[lbo-talk] lbo-talk Digest, Vol 185, Issue 7

Eric Balkan ericbalkan at yahoo.com
Sun Jul 1 09:26:47 PDT 2007


---- Genghis or Lenin or Darwin are contingencies, and of course not predictable (nor for that manner very describable, even after the

fact). But what could Darwin have done had he been born in 910 in Saxony? The question is absurd. And you don't seriously maintain, do you, that Genghis could have united fractiousd nomadic tribes had he been born in Harlem in 1920?

Your example simply demonstrates vividly what Miles has been arguing.

Carrol ----

Having jumped into the middle of this, I have to confess I don't know what Miles was arguing. :-)

I'm not sure what your intention was in listing Genghis, Lenin and Darwin as "contingencies". If you exclude remarkable individuals from the argument, then you've created an argument that's true by definition.

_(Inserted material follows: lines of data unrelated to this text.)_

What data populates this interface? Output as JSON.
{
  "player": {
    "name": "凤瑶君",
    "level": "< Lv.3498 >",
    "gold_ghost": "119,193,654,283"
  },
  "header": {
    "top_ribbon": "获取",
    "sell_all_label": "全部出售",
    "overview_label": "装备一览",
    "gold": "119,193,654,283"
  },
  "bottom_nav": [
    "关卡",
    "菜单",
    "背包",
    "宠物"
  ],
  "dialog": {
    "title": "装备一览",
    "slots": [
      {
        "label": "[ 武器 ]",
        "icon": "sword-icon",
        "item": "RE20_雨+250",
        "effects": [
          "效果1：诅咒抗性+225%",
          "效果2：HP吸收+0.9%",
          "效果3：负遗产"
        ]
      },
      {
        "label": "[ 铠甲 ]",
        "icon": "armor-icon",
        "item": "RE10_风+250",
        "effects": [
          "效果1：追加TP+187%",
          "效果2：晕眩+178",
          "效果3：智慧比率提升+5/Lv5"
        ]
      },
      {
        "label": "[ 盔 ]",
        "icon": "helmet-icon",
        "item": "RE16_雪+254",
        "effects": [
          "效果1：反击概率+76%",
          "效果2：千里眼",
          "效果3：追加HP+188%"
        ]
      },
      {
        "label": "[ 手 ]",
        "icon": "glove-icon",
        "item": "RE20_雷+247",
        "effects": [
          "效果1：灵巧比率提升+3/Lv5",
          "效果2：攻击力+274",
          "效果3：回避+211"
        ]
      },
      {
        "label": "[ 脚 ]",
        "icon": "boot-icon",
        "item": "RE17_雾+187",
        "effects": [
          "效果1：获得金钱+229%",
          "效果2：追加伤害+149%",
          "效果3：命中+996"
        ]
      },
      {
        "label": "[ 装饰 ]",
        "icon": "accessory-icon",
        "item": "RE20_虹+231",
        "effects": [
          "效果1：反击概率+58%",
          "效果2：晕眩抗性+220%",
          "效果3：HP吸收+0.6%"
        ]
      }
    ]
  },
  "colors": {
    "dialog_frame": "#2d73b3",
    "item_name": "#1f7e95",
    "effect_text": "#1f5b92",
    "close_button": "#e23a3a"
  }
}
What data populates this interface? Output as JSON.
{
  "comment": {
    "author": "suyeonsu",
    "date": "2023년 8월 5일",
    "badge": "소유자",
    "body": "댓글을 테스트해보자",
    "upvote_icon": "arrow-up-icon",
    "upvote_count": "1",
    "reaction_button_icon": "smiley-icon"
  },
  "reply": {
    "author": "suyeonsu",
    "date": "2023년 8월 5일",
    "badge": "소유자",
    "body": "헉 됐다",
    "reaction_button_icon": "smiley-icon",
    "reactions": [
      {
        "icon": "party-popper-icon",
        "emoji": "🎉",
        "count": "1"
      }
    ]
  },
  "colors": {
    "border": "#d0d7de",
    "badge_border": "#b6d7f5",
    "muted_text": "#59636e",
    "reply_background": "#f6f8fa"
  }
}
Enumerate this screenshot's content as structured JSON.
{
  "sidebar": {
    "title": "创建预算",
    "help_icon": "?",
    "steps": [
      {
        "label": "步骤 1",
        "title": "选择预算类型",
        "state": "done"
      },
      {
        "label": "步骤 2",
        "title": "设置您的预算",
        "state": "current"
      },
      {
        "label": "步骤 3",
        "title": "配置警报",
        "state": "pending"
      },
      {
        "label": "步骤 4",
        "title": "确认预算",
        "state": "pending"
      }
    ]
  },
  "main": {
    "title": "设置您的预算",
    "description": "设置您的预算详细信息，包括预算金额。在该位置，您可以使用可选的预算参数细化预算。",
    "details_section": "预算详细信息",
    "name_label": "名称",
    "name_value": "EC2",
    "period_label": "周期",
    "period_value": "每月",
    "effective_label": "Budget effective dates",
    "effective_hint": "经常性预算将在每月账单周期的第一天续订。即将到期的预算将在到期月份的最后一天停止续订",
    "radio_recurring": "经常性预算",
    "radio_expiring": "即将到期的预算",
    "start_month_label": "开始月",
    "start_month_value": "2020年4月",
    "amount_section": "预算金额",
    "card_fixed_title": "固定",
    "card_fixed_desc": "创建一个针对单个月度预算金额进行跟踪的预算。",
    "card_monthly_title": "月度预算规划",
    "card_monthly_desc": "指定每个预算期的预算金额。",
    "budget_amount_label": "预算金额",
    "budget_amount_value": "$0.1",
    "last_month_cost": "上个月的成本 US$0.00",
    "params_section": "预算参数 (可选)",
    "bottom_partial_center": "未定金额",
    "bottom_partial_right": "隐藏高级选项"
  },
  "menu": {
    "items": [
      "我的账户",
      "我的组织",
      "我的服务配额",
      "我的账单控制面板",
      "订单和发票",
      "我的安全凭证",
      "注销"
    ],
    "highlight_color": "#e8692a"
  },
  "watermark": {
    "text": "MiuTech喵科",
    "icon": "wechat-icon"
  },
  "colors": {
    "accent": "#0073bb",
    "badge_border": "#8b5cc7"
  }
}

I don't disagree with you that Harlem in 1920 would have been a tough place from which to conquer the world, lol, but I do think that any study of society must take into account that no society is eternally static. And when change comes, it'll be because of remarkable individuals.

How to actually make use of that information, I can't say for sure. But to ignore it -- to assume, in the 1970s for instance, that the Shah of Iran would be on the throne for decades and that the personality of the Ayatollah Khomeini should not be studied -- that was a fatal mistake.

I don't know if that's in agreement or disagreement with what's been said before. Just my 2 cents, relevant or not.